Sackler Faculty of Medicine, Tel Aviv University, Tel Aviv, Israel.
Bone Marrow Transplant. 2019 Oct;54(10):1643-1650. doi: 10.1038/s41409-019-0487-3. Epub 2019 Feb 26.
Autologous T cells transduced with CD19-directed chimeric antigen receptors have recently been approved by several regulatory agencies for the treatment of relapsed and refractory leukemia and lymphoma, after demonstrating remarkable remission rate in advanced patients. The most common adverse events reported are cytokine-release syndrome (CRS), neurotoxicity, and hematologic toxicity. Here, we focus on early and late cytopenia occurring after CD19 CAR-T cells in 38 patients treated with CD19 CAR-T cells. Neutropenia, thrombocytopenia, and anemia occur frequently (94, 80, and 51%, respectively) after CAR-T cell infusion, and are associated with a biphasic nature, as in 93% of patients hematologic toxicity occurs after 21 days from cell infusion. Late hematologic toxicity was more common in patients with high grade CRS and in patients treated after a recent stem cell transplantation. Interestingly, since these events occur late after the lymphodepleting chemotherapy and after resolution of CRS, we found perturbations in SDF-1 levels to correlate with events of late neutropenia, likely associated with B-cell recovery.

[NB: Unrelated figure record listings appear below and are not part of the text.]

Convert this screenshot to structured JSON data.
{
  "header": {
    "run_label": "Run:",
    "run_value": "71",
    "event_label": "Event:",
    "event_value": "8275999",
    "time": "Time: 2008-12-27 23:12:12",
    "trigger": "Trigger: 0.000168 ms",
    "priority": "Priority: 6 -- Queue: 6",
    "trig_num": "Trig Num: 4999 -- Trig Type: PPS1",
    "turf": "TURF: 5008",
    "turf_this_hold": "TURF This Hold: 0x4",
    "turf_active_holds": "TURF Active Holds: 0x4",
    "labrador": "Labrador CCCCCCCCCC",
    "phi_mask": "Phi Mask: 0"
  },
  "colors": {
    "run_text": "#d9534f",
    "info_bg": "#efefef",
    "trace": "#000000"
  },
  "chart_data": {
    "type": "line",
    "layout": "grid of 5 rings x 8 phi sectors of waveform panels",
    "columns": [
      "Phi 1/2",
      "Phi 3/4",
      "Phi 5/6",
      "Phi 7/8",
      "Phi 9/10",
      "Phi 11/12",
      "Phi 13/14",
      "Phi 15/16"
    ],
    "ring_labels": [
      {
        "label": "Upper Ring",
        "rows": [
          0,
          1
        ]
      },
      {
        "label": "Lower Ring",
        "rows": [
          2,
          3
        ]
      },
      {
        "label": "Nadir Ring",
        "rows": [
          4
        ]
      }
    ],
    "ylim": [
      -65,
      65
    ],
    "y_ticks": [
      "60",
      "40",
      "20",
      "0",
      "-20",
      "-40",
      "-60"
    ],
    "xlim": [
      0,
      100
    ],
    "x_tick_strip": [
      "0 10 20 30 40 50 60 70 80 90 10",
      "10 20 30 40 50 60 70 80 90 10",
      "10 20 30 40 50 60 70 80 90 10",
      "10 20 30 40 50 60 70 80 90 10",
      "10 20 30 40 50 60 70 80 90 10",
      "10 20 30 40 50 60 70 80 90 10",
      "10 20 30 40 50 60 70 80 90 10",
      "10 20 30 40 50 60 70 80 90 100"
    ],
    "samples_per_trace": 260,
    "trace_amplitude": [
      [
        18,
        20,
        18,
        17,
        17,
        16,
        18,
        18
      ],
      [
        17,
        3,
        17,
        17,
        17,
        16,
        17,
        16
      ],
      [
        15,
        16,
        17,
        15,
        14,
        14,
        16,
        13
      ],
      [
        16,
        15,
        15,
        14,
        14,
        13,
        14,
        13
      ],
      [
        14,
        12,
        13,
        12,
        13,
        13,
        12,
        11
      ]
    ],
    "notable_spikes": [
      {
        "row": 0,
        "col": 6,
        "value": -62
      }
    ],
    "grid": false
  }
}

用CD19导向的嵌合抗原受体转导的自体T细胞最近已被多个监管机构批准用于治疗复发难治性白血病和淋巴瘤,此前在晚期患者中显示出显著的缓解率。报告的最常见不良事件是细胞因子释放综合征(CRS)、神经毒性和血液学毒性。在此,我们关注38例接受CD19 CAR-T细胞治疗的患者在接受CD19 CAR-T细胞治疗后出现的早期和晚期血细胞减少。中性粒细胞减少、血小板减少和贫血在CAR-T细胞输注后频繁发生(分别为94%、80%和51%),并且具有双相性,因为93%的患者血液学毒性在细胞输注后21天出现。晚期血液学毒性在高级别CRS患者和近期干细胞移植后接受治疗的患者中更为常见。有趣的是,由于这些事件发生在淋巴细胞清除化疗后较晚时间且在CRS缓解后,我们发现SDF-1水平的扰动与晚期中性粒细胞减少事件相关,可能与B细胞恢复有关。